The U.S. National Oceanic and Atmospheric Administration (NOAA) and the U.K. Office for Science announced June 26 that the nations will share space weather resources and scientific expertise to guard valuable power and electronic infrastructure from solar outbursts.
“To effectively manage space weather threats, strong collaboration is required among scientists, forecasters, emergency planners, industry and others,” NOAA Deputy Administrator Kathryn Sullivan said in a statement. “I am pleased that, in recognizing the seriousness of these threats, the U.K. and NOAA are working together to better understand and forecast space weather and to use that knowledge to safeguard lives, livelihoods and property.”
Powerful solar eruptions can hurl plasma and charged particles into space, potentially disrupting spacecraft and satellites in orbit. When these waves of energetic particles are directed at Earth, they interact with the planet’s magnetic field and can wreak havoc on electronics and power grids on the ground.
With a growing percentage of the global population using sophisticated electronics on a daily basis, protecting against this threat is becoming increasingly vital, experts say.
The June 26 announcement follows a series of efforts to encourage and expand space weather collaboration between the two countries.
U.K. Prime Minister David Cameron and U.S. President Barack Obama emphasized the importance of a space weather partnership in London in May 2011, and at the White House in March of this year, according to NOAA officials.
Earlier this year, the U.K. Met Office, the government agency tasked with monitoring the country’s weather forecasts, expanded its research to include investigations of how space weather affects the planet.
Scientists at the U.K. Met Office are adapting current weather and climate models to incorporate the effects of solar storms on a layer of the Earth’s atmosphere called the thermosphere, which is a region about 90 to 600 kilometers above the Earth’s surface.

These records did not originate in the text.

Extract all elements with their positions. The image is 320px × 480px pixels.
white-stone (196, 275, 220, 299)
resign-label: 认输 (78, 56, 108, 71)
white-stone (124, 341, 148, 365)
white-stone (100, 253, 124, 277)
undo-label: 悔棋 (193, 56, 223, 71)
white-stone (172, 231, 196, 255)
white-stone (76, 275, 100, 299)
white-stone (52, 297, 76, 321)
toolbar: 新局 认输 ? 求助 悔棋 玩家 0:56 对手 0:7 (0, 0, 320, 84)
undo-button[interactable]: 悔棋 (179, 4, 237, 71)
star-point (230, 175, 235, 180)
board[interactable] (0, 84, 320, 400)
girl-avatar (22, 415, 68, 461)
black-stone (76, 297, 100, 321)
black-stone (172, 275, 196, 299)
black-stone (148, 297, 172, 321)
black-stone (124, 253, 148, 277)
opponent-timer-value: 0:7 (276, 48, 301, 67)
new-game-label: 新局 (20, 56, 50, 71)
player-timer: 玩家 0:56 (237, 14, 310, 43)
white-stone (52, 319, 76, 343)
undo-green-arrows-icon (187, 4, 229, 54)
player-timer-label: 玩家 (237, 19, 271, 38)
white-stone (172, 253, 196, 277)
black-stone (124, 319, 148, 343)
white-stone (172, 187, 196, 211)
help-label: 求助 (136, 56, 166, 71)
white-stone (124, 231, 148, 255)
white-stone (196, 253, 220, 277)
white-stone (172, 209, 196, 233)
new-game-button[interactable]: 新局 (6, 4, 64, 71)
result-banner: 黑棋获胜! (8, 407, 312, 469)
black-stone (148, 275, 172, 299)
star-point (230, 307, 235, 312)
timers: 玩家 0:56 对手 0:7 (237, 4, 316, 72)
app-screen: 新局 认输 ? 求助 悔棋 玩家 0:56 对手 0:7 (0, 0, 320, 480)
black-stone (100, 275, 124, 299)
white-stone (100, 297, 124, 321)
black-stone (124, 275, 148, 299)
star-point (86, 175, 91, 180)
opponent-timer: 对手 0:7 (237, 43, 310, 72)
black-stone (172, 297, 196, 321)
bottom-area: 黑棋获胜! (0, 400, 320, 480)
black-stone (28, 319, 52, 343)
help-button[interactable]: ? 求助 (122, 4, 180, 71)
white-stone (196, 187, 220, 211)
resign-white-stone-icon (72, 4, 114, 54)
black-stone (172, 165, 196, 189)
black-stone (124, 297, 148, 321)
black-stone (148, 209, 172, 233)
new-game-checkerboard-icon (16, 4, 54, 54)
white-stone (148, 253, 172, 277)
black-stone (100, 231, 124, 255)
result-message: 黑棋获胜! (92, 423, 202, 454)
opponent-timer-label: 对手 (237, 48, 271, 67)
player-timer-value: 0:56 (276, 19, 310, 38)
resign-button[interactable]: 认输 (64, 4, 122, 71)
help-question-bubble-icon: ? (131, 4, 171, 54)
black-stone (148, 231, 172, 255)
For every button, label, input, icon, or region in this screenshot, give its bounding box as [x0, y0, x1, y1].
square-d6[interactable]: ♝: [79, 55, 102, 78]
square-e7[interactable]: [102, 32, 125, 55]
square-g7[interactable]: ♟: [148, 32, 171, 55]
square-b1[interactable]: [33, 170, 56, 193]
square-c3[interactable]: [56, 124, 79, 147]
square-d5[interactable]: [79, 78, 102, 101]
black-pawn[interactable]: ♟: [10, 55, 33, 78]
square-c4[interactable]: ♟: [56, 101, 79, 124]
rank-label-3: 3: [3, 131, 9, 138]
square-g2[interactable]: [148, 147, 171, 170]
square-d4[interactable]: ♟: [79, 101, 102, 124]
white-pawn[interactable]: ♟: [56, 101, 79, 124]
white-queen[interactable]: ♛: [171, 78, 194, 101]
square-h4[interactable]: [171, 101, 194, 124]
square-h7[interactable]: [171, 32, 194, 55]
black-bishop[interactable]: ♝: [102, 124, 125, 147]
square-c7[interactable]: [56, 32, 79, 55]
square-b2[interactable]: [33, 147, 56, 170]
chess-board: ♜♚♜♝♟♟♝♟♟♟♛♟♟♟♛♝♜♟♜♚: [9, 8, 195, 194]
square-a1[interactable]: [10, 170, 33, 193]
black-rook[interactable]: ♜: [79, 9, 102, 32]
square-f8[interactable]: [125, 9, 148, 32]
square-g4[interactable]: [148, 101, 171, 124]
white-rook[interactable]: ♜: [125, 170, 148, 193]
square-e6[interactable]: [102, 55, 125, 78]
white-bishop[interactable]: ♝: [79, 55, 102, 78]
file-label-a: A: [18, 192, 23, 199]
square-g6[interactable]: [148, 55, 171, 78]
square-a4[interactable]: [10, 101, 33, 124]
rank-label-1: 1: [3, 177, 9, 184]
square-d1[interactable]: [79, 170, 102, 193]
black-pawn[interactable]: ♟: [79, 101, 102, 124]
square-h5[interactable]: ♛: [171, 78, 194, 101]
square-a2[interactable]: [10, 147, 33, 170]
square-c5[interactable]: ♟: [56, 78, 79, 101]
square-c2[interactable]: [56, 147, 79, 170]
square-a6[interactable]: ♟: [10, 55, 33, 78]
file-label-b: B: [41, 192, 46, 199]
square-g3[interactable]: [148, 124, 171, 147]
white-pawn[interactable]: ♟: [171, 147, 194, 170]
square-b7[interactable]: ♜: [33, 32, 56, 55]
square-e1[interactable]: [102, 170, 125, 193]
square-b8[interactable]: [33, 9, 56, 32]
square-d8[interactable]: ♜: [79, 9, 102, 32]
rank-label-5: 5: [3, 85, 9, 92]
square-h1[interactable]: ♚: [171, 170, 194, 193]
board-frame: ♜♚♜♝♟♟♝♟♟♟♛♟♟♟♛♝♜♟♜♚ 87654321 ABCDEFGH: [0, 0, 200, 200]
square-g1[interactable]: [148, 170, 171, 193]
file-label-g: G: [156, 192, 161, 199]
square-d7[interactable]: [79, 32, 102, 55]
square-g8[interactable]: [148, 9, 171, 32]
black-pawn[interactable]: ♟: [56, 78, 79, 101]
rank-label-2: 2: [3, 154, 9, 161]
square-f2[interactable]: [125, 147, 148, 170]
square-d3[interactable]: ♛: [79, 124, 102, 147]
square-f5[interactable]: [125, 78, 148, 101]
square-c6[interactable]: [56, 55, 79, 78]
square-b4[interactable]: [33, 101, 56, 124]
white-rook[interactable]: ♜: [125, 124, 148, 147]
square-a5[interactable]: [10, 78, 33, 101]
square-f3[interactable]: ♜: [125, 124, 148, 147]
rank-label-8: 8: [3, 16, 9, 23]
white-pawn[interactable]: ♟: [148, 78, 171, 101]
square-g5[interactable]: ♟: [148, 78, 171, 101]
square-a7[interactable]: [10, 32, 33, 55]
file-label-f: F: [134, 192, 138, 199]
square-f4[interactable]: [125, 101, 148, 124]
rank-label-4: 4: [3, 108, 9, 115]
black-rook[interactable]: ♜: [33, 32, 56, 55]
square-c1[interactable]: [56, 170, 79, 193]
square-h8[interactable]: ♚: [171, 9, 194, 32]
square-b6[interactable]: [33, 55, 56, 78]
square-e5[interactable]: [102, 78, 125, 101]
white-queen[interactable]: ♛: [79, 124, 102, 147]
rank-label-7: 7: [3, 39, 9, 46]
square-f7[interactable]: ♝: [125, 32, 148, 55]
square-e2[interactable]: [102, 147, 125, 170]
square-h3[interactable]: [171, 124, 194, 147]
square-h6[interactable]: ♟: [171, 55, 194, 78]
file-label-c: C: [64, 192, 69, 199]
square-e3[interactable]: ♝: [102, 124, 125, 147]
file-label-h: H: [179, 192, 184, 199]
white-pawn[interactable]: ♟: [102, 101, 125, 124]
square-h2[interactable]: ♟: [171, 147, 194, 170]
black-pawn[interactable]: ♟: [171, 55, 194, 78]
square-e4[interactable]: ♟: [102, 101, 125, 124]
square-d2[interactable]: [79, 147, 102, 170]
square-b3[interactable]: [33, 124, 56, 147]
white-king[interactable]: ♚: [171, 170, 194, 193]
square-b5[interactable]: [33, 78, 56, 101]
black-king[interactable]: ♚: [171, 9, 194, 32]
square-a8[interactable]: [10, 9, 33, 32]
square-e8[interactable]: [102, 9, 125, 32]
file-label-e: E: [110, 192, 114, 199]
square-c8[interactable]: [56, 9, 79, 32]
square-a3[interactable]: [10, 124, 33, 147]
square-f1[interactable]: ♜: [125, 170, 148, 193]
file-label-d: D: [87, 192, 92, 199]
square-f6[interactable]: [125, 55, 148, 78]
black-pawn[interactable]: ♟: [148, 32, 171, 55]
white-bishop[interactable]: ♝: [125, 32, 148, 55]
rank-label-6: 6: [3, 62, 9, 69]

“Space weather is a global challenge that requires a coordinated response,” John Beddington, chief scientific adviser for the U.K. government, said in a statement. “The inclusion of space weather in the U.K.’s National Risk Register is evidence that we are already taking it seriously. Today’s joint statement will build on this and see the U.K. and U.S. working more closely together to better understand and respond to space weather threats.”
The sun’s activity waxes and wanes on a roughly 11-year cycle. The sun recently came out of a slumber and is now approaching an expected level of peak activity, or solar maximum, in mid-2013.